With the Broncos not being the dominant force they had been in the previous two seasons (though still going well enough to be a top-five team in the NSWRL premiership at that stage), Brisbane coach Wayne Bennett experimented with his lineup somewhat for the game. Although named at fullback and wing respectively, Wendell Sailor and Willie Carne swapped positions with Sailor going to the wing and Carne to fullback. Also, back rower Peter Ryan was moved to the bench with regular fullback Julian O'Neill moving to the unfamiliar position of lock forward to allow for the changes at fullback and wing.

===First half===
The match was played under international rules, meaning that when a player was substituted he could not return. Brisbane suffered early from this with the loss of five-eighth Kevin Walters in the fifth minute with an ankle injury. Wigan then opened the scoring in the seventh minute, when Denis Betts pounced on a high ball from Shaun Edwards and ran in for a try. The British champions added to this with another try in the sixteenth minute from Barrie-Jon Mather, bringing the unlikely score of 12–0 in favour of the visitors. In the twenty-seventh minute, Wendell Sailor opened the scoring for Brisbane when he beat Martin Offiah on the wing to put the ball down in the corner. The failed conversion meant a half-time lead for Wigan of 12–4.
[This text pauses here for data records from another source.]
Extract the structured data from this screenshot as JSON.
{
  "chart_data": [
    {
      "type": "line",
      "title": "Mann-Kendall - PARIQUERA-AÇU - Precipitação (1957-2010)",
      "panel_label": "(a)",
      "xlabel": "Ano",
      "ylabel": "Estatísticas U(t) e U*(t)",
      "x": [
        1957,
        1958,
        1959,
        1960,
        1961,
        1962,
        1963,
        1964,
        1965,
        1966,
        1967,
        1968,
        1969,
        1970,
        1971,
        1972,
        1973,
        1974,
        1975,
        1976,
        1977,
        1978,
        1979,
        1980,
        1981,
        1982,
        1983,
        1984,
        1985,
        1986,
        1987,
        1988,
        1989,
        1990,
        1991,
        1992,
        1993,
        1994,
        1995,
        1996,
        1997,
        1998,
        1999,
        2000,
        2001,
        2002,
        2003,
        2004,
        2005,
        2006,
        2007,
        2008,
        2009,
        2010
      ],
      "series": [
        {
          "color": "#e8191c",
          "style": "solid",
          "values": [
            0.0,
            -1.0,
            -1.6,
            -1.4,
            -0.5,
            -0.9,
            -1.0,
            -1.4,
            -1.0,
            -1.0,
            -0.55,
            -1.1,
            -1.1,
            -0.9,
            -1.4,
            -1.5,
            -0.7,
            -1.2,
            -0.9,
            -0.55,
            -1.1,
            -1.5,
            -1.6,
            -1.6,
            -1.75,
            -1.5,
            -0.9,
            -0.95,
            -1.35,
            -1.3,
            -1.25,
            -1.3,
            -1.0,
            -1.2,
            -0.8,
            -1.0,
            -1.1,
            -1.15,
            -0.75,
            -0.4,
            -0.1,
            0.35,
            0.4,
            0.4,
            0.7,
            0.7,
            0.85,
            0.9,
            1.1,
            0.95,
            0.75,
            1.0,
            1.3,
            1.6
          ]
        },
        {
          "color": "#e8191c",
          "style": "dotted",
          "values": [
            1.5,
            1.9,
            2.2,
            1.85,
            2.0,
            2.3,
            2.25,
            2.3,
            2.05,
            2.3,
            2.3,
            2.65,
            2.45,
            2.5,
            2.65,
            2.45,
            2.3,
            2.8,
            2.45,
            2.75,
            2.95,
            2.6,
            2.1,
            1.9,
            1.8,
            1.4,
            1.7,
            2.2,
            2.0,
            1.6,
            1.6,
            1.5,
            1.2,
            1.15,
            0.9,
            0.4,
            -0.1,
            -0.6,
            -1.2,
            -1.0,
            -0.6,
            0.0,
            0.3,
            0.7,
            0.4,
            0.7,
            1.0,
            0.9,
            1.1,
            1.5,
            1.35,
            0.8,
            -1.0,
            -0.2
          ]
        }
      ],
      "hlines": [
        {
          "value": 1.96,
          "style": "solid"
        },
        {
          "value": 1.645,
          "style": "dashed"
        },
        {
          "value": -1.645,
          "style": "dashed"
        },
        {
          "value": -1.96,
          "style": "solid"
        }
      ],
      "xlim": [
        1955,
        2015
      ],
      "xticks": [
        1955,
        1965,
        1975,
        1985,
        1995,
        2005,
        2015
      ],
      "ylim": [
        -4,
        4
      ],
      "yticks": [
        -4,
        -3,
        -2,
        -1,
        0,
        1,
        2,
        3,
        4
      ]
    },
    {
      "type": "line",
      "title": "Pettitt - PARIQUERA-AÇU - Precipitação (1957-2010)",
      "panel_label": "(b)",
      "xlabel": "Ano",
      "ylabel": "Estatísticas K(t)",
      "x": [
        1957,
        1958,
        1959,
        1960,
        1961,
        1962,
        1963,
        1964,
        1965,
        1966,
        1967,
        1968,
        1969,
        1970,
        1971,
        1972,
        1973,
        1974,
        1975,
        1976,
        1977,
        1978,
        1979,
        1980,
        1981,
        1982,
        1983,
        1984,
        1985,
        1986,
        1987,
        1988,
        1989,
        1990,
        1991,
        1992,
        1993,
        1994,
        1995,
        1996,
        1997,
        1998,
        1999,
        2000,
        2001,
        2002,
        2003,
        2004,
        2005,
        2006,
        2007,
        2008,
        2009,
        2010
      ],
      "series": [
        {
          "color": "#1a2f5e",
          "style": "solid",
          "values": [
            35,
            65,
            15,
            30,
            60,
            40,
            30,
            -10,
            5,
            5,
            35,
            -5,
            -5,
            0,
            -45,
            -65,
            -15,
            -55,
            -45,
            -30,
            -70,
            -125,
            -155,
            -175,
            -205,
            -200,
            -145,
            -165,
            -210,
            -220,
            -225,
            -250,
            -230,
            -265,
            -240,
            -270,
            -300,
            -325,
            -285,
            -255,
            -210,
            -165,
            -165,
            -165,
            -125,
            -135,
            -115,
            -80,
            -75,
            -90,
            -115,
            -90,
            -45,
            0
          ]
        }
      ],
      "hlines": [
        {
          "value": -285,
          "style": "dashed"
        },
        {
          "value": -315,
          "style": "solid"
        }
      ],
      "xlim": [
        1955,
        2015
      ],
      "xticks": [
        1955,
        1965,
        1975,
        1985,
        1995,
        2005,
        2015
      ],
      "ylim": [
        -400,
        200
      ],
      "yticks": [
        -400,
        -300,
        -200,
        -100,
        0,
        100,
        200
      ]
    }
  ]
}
The first 20 minutes saw a number of on-field positional changes for the Broncos. With Walters off injured, John Plath came on with Julian O'Neill moved to five-eighth. Also, after originally starting with Willie Carne at fullback and Wendell Sailor on the wing, the two swapped positions following the Denis Betts try, while after Mather's try O'Neill dropped back to fullback when the Broncos were defending with Sailor moving into the front line.

===Second half===
Just three minutes into the second half, a defining moment in the game took place when Michael Hancock knocked on and Jason Robinson picked up the ball and sped away, beating Sailor to score Wigan's third try. Frano Botica made it three from three with the boot when he kicked the conversion, bringing the score to 18–4. Brisbane staged a comeback, with Hancock making amends for his knock-on with a try on forty-six minutes and Julian O'Neill getting a try on fifty-nine minutes. Wigan's lead was reduced to four points, but their defence kept the Broncos out for the remainder of the game. A sixty-sixth-minute penalty by Botica meant a perfect night with the boot for him and a final score of 14–20.

===Post-match===
Wigan's captain Shaun Edwards was named man-of-the-match and his team reclaimed the WCC trophy, going home with the $400,000 of prize money. With the Super League war looming, this was to be the last WCC match until the 1997 World Club Championship which included all Super League-aligned clubs from the European competition and the Australasian Telstra Cup teams playing in a home-and-away-type championship. It was also the last time the British and Australian champions faced off until the year 2000, and as of the 2013 World Club Challenge this was also the last time the single-game format was played in Australia. The game returned there in 2014, with Sydney Roosters hosting Wigan at Allianz Stadium.